“I will be attending the G20 foreign ministers meeting because it is important Australia supports Indonesia to ensure the meeting is a success,” Wong said.
“Given Foreign Minister Lavrov plans to attend while Russia wages an illegal and immoral war on Ukraine, the meeting cannot be business as usual.
“I have been working with my Indonesian counterpart, Foreign Minister [Retno] Marsudi and other partners to ensure that the forum sends a clear message to Russia.”
Asked about the reception Lavrov might expect next week, Denis Tetyushin, the spokesman for the Russian embassy in Jakarta, told The Sydney Morning Herald and The Age “you have to ask other delegations”.
“It’s their business,” he said. “But you can’t really discuss big issues without Russia’s participation.”
While Wong and top diplomats from G20 nations will converge on Bali next Thursday, Indonesia President Joko Widodo was on Wednesday boarding a train from Poland into Ukraine to meet with Ukraine President Volodymyr Zelensky in Kyiv.
The Indonesian leader has also flagged plans to visit Moscow, where he said he would call for a ceasefire and implore Putin to stop a blockade of Ukrainian grain exports to avert a global food crisis.
“We started this peace mission with good intentions. Hope it gets easier,” said Joko, known as Jokowi, on Wednesday.
Speaking in Kuala Lumpur, meanwhile, Wong responded to reported plans by China to schedule its own meeting with Pacific foreign ministers on the same day as the Pacific Islands Forum in Fiji next month. Beijing’s invitations to ministers from 10 Pacific nations was revealed by the ABC.

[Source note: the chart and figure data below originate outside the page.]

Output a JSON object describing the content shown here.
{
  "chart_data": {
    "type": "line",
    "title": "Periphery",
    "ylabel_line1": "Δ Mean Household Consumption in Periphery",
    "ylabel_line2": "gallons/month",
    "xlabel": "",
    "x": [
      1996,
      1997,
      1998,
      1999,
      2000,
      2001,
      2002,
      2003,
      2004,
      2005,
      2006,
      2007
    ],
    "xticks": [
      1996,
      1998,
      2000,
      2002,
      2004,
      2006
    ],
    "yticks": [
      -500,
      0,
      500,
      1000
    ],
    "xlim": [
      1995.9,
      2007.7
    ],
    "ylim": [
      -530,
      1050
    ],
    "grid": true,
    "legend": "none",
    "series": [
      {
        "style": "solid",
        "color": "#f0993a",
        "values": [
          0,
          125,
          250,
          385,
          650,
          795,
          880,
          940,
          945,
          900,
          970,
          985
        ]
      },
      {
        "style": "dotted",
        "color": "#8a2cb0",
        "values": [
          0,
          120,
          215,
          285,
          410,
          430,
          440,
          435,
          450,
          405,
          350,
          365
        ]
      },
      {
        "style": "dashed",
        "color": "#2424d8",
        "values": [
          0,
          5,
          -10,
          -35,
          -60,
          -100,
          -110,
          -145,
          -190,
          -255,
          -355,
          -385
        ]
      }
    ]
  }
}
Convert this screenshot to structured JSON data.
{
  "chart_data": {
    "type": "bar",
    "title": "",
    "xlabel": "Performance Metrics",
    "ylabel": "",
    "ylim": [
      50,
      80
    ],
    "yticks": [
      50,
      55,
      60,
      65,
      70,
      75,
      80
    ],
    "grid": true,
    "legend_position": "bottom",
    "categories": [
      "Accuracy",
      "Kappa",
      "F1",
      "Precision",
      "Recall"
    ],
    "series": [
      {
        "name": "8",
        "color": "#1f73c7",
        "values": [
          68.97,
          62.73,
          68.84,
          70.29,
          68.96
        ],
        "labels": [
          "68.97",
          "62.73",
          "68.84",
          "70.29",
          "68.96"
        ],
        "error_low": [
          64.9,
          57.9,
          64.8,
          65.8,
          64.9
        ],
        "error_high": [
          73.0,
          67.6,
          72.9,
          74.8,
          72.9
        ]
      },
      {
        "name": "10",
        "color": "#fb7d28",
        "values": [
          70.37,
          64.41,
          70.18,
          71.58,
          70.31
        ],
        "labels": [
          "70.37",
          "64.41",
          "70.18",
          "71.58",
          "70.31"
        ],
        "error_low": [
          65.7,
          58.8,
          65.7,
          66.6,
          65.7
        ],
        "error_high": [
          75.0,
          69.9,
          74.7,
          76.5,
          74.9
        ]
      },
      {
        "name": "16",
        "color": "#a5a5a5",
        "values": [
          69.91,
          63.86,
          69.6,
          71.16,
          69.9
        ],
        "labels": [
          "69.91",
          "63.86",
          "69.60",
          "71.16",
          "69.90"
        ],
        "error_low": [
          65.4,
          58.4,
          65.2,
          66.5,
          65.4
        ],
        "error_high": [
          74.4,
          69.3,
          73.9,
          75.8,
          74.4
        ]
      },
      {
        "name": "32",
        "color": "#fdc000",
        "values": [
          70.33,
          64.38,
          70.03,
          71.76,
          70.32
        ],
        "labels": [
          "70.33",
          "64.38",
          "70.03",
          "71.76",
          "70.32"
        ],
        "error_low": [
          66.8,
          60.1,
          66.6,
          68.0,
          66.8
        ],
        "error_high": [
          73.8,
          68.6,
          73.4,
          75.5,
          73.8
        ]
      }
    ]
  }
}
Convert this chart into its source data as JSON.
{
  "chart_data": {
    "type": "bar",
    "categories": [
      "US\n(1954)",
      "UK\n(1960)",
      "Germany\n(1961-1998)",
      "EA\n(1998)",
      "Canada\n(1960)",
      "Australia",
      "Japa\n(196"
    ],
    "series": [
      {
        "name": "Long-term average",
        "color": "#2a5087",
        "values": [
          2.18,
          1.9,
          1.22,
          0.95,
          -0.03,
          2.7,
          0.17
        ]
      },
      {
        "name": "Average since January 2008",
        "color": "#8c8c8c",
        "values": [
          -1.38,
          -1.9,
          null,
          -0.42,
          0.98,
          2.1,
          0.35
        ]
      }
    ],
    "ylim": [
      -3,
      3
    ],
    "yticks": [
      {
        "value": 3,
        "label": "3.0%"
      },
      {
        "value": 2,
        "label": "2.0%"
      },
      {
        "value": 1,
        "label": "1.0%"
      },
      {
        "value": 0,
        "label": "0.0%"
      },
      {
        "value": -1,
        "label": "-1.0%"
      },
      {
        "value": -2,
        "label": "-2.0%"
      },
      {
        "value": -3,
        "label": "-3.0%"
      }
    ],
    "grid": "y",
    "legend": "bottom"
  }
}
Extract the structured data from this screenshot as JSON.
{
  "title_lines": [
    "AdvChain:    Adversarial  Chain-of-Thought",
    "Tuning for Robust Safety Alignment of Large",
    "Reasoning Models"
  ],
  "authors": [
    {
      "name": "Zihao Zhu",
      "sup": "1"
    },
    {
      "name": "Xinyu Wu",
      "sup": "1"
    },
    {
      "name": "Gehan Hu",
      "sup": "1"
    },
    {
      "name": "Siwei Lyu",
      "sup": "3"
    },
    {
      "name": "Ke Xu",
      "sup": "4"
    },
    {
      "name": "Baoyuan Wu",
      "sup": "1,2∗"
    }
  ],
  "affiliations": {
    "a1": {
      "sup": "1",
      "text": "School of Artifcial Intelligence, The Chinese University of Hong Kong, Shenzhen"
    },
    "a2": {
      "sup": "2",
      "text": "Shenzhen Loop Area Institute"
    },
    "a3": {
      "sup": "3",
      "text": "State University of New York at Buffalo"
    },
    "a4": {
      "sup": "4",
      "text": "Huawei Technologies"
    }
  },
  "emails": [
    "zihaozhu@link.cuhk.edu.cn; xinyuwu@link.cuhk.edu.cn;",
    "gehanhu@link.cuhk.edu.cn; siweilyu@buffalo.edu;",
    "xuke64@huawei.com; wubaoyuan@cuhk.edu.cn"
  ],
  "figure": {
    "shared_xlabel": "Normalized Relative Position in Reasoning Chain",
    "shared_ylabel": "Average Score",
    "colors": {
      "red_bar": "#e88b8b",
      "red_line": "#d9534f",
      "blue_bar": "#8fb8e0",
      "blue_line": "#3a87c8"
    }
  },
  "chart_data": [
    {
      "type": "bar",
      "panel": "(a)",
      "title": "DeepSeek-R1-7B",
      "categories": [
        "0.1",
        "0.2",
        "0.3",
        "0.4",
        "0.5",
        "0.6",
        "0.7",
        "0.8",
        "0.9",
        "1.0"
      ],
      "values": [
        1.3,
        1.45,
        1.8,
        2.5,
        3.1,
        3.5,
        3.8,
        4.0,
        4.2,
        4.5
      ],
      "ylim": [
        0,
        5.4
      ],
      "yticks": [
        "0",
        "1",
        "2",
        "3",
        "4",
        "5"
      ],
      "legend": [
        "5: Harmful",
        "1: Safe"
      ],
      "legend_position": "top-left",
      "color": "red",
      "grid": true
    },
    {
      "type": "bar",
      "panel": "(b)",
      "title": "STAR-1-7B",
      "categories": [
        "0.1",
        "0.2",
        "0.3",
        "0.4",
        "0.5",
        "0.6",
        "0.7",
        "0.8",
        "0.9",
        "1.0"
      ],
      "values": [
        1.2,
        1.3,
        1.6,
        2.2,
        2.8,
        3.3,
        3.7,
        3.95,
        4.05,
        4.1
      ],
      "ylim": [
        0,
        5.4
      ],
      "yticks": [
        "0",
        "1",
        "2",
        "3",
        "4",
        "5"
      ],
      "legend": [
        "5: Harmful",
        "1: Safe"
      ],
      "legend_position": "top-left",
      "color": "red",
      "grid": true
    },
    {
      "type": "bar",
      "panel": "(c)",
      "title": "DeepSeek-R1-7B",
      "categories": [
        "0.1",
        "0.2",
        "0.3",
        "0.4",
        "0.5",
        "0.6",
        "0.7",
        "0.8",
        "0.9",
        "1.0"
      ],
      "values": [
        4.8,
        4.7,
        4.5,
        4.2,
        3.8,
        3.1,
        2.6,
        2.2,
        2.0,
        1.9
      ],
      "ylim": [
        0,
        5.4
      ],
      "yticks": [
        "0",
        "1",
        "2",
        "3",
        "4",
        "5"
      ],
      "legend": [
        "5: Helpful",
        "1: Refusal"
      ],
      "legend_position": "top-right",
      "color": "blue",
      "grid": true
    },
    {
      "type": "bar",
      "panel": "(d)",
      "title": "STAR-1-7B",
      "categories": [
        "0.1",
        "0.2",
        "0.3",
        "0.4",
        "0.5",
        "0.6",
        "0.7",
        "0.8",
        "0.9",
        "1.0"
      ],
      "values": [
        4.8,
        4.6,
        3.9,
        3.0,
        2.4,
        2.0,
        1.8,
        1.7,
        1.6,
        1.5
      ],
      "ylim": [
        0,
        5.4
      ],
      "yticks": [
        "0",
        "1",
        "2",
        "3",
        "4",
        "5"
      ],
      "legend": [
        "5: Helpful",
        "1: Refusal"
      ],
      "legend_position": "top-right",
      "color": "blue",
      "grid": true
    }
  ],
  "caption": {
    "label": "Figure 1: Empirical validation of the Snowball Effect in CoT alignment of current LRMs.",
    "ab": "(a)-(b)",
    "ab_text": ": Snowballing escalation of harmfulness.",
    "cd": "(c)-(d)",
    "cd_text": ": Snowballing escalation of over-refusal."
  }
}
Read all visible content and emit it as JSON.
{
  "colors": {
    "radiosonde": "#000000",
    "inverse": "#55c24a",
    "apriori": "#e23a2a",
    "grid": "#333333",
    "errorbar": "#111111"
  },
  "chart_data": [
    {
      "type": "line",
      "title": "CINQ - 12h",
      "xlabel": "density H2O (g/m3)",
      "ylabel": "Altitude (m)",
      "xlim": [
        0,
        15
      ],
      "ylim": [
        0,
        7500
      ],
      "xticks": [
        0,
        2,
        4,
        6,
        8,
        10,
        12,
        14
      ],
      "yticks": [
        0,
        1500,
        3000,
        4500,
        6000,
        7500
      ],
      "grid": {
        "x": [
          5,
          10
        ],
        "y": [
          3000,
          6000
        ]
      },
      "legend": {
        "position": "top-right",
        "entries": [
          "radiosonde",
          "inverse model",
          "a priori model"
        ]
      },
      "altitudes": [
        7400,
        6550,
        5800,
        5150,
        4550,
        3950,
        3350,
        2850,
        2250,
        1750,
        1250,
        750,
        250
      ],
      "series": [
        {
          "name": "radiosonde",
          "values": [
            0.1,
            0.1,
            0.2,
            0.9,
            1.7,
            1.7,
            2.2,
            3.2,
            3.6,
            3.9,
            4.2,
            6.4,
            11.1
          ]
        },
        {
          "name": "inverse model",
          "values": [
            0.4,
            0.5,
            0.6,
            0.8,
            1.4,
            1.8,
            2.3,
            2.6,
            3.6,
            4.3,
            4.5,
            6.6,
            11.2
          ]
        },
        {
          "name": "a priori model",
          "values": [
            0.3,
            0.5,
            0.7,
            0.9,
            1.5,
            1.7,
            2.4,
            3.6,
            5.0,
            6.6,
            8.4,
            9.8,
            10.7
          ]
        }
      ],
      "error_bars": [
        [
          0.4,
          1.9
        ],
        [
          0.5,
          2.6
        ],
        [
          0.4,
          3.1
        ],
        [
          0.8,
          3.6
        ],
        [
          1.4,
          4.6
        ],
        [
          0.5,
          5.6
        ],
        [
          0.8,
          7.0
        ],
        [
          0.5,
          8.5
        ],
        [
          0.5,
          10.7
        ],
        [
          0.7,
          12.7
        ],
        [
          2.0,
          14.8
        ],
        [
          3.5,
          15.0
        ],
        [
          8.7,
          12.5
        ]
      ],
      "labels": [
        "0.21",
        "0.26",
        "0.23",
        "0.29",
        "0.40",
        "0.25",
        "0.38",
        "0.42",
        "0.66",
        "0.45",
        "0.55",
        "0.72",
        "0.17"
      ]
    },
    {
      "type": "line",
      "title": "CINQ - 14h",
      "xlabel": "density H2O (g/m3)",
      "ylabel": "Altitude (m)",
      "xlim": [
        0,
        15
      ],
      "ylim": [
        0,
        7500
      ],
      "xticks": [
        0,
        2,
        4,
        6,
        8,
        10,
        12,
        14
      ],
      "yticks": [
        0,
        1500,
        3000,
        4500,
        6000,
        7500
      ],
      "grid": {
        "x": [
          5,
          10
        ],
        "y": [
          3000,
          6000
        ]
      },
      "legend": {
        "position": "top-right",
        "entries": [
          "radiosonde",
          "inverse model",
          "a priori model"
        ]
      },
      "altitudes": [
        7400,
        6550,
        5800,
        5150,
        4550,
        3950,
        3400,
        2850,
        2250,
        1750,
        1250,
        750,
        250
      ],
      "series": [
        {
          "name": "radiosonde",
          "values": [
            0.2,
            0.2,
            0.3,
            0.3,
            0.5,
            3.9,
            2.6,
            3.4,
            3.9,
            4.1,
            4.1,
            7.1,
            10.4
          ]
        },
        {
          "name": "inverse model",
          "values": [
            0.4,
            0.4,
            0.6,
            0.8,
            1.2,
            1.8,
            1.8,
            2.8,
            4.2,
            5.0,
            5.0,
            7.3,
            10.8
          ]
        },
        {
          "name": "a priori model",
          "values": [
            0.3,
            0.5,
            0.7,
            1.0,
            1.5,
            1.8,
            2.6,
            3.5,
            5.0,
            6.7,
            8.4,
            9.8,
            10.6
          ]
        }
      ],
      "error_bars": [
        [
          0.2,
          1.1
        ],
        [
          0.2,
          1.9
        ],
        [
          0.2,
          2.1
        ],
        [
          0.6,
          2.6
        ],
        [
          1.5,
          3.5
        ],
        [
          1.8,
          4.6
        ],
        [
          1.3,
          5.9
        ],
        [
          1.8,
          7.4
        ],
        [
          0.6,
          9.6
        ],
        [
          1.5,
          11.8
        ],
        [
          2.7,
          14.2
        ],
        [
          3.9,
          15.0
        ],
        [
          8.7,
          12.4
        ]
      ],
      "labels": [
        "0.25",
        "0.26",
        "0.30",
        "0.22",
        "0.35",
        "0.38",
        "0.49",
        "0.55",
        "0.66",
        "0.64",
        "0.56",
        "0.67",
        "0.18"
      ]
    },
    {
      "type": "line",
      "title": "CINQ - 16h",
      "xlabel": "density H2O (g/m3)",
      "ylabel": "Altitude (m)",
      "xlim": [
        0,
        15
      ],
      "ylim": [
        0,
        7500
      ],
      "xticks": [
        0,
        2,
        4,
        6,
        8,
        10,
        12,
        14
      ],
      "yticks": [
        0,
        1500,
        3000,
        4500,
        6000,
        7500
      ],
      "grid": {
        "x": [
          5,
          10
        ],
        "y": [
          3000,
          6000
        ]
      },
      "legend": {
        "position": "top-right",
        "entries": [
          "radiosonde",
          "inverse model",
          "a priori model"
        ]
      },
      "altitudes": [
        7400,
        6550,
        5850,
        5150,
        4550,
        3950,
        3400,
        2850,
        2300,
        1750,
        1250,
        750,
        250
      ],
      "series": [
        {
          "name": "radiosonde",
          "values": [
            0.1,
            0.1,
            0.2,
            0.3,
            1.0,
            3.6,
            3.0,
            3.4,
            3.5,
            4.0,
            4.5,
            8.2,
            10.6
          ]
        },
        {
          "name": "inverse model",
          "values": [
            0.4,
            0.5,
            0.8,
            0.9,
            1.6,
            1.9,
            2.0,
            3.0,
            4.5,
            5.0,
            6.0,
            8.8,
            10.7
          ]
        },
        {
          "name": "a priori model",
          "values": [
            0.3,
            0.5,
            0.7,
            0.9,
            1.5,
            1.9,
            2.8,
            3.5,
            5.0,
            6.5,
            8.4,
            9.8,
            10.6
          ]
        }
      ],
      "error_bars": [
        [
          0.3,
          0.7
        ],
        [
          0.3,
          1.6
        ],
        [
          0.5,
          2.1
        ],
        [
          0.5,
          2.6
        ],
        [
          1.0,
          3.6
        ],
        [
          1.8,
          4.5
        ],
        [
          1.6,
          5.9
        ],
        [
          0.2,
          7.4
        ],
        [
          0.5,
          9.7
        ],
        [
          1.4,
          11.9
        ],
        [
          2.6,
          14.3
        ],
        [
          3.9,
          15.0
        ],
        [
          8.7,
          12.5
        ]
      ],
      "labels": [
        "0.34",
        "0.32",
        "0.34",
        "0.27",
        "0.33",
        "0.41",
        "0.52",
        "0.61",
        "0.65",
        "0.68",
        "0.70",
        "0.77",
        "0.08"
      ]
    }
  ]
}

“I would hope that any external major power engaging with the Pacific would respect the regional architecture,” Wong said.
Wong on Wednesday delivered a speech to an audience including politicians and business figures in the Malaysian capital in which she talked of her own heritage in the country.
Later, she was flying to Kota Kinabalu, the capital of Sabah state and the city of her birth, for the second and final leg of a three-day Malaysian tour.
“My family history will be on my mind today when I go back to Kota Kinabalu,” she said. “But more than the past, I am focused on the future.”